Ces dispositions sont applicables en l'espèce, compte tenu de la date de la rupture brutale alléguée, antérieure au 25 avril 2019, date de publication de l'ordonnance n° 2019-359 du 24 avril 2019 portant refonte du titre IV du livre IV du Code de commerce qui, en son article 2, les remplace par les dispositions de l'article L. 442-1 II du même Code.
Sur les relations commerciales établies et les circonstances de la rupture
Une relation commerciale " établie " présente un caractère " suivi, stable et habituel " et permet raisonnablement d'anticiper pour l'avenir une certaine continuité du flux d'affaires entre les partenaires commerciaux, ce qui implique, notamment qu'elle ne soit pas entachée par des incidents susceptibles de remettre en cause sa stabilité, voire sa régularité.
La société Brior invoque une relation commerciale établie depuis 1996, soit 17 ans lors du non-renouvellement le 28 juin 2011, au vu de factures produites en pièce 5.
La société Colgate Palmolive fait toutefois utilement valoir que ces factures émanent de la société Kiwi France, filiale de la société SLHBC aux droits de laquelle elle ne se trouve pas, ce que la société Brior ne conteste pas.
Il sera donc retenu une relation commerciale établie correspondant à la durée du contrat de distribution du 2 octobre 2003 dont l'article 9 prévoit qu'il est conclu pour 5 ans à compter du 1er juillet 2002, tacitement renouvelable par période de 5 ans sauf dénonciation 12 mois avant chaque échéance quinquennale.
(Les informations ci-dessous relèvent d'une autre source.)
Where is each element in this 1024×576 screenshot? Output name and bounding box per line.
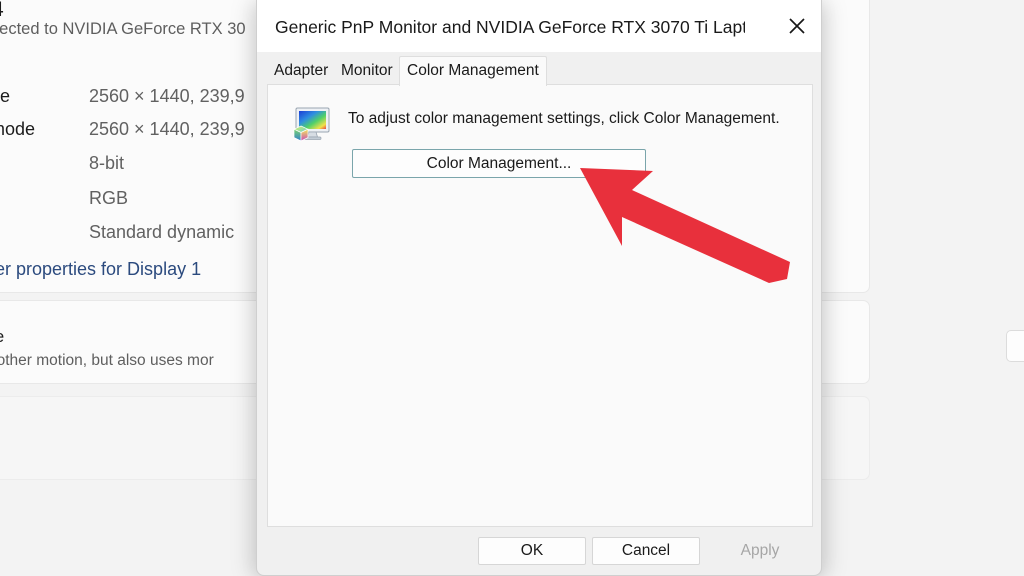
- info-row-label-0: de: [0, 86, 10, 107]
- dynamic-refresh-rate-description: oother motion, but also uses mor: [0, 352, 214, 370]
- dynamic-refresh-rate-dropdown[interactable]: [1006, 330, 1024, 362]
- color-management-monitor-icon: [290, 104, 334, 148]
- adapter-properties-link[interactable]: ter properties for Display 1: [0, 259, 201, 280]
- dialog-title: Generic PnP Monitor and NVIDIA GeForce R…: [275, 17, 745, 38]
- display-number-heading: 4: [0, 0, 4, 22]
- color-management-description: To adjust color management settings, cli…: [348, 110, 780, 128]
- screen: 4 nected to NVIDIA GeForce RTX 30 de 256…: [0, 0, 1024, 576]
- tab-adapter[interactable]: Adapter: [267, 58, 335, 85]
- display-properties-dialog: Generic PnP Monitor and NVIDIA GeForce R…: [256, 0, 822, 576]
- info-row-value-4: Standard dynamic: [89, 222, 234, 243]
- info-row-value-1: 2560 × 1440, 239,9: [89, 119, 245, 140]
- apply-button: Apply: [706, 537, 814, 565]
- dialog-titlebar: Generic PnP Monitor and NVIDIA GeForce R…: [257, 0, 822, 52]
- dialog-tab-strip: Adapter Monitor Color Management: [257, 52, 822, 85]
- info-row-value-2: 8-bit: [89, 153, 124, 174]
- ok-button[interactable]: OK: [478, 537, 586, 565]
- dynamic-refresh-rate-title: te: [0, 327, 4, 347]
- tab-color-management[interactable]: Color Management: [399, 56, 547, 86]
- cancel-button[interactable]: Cancel: [592, 537, 700, 565]
- info-row-value-0: 2560 × 1440, 239,9: [89, 86, 245, 107]
- tab-monitor[interactable]: Monitor: [334, 58, 400, 85]
- display-connected-text: nected to NVIDIA GeForce RTX 30: [0, 20, 246, 39]
- color-management-button[interactable]: Color Management...: [352, 149, 646, 178]
- close-button[interactable]: [775, 4, 819, 48]
- close-icon: [788, 17, 806, 35]
- info-row-label-1: mode: [0, 119, 35, 140]
- info-row-value-3: RGB: [89, 188, 128, 209]
- color-management-panel: To adjust color management settings, cli…: [267, 84, 813, 527]
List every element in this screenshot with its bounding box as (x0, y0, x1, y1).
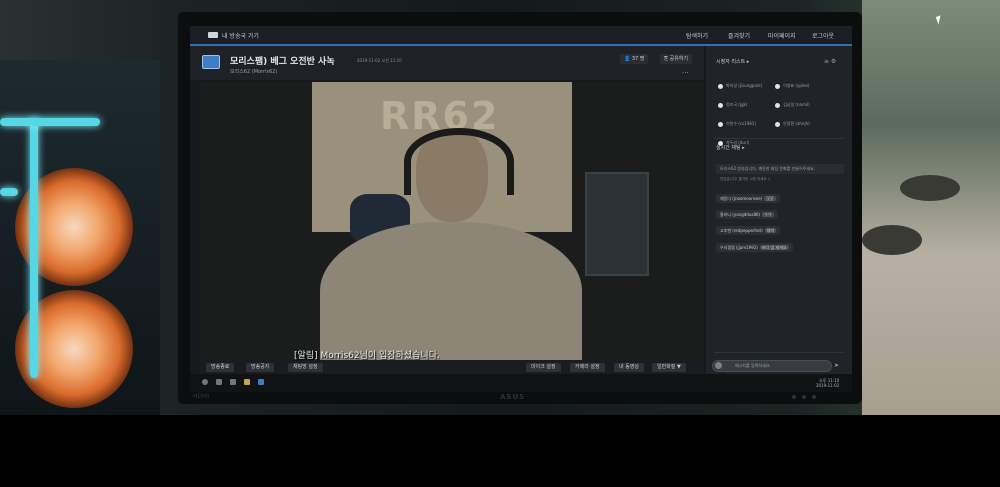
chat-settings-button[interactable]: 채팅방 설정 (288, 363, 323, 372)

La société Brior soutient que la dénonciation de ce contrat par la société SLHBC le 28 juin 2011 n'est pas conforme aux stipulations contractuelles en ce qu'à cette date cette société n'avait plus qualité pour ce faire au vu de sa pièce 14, soit une lettre circulaire de la société SLHBC annonçant que " Sanex deviendra une marque de Colgate-Palmolive à partir du 20 juin 2011 " (conclusions p. 17, § 1 et 2). Force est cependant de constater que la fusion, datée du 17 janvier 2012, est postérieure à cette date ainsi qu'en atteste l'extrait K-Bis de la société SLHBC produit en pièce 3.
La société Brior soutient encore que cette dénonciation s'analyse en une rupture brutale compte tenu de l'illusion dans laquelle elle a été maintenue jusqu'alors de la pérennité de ce contrat malgré la fusion de la société SLHBC et de la société Colgate Palmolive et de l'insuffisance du délai de prévenance d'un an pour lui permettre de se réorganiser et absorber les pertes liées à la rupture mais également à la mise sur le marché de produits nouveaux.
Sur le premier point, la société Brior invoque quatre pièces 10, 12, 14 et 24 sans expliquer en quoi elle étaye son argumentation (conclusions p. 17 § 2 et 22, in fine) et leur lecture n'enseigne pas que tel est le cas.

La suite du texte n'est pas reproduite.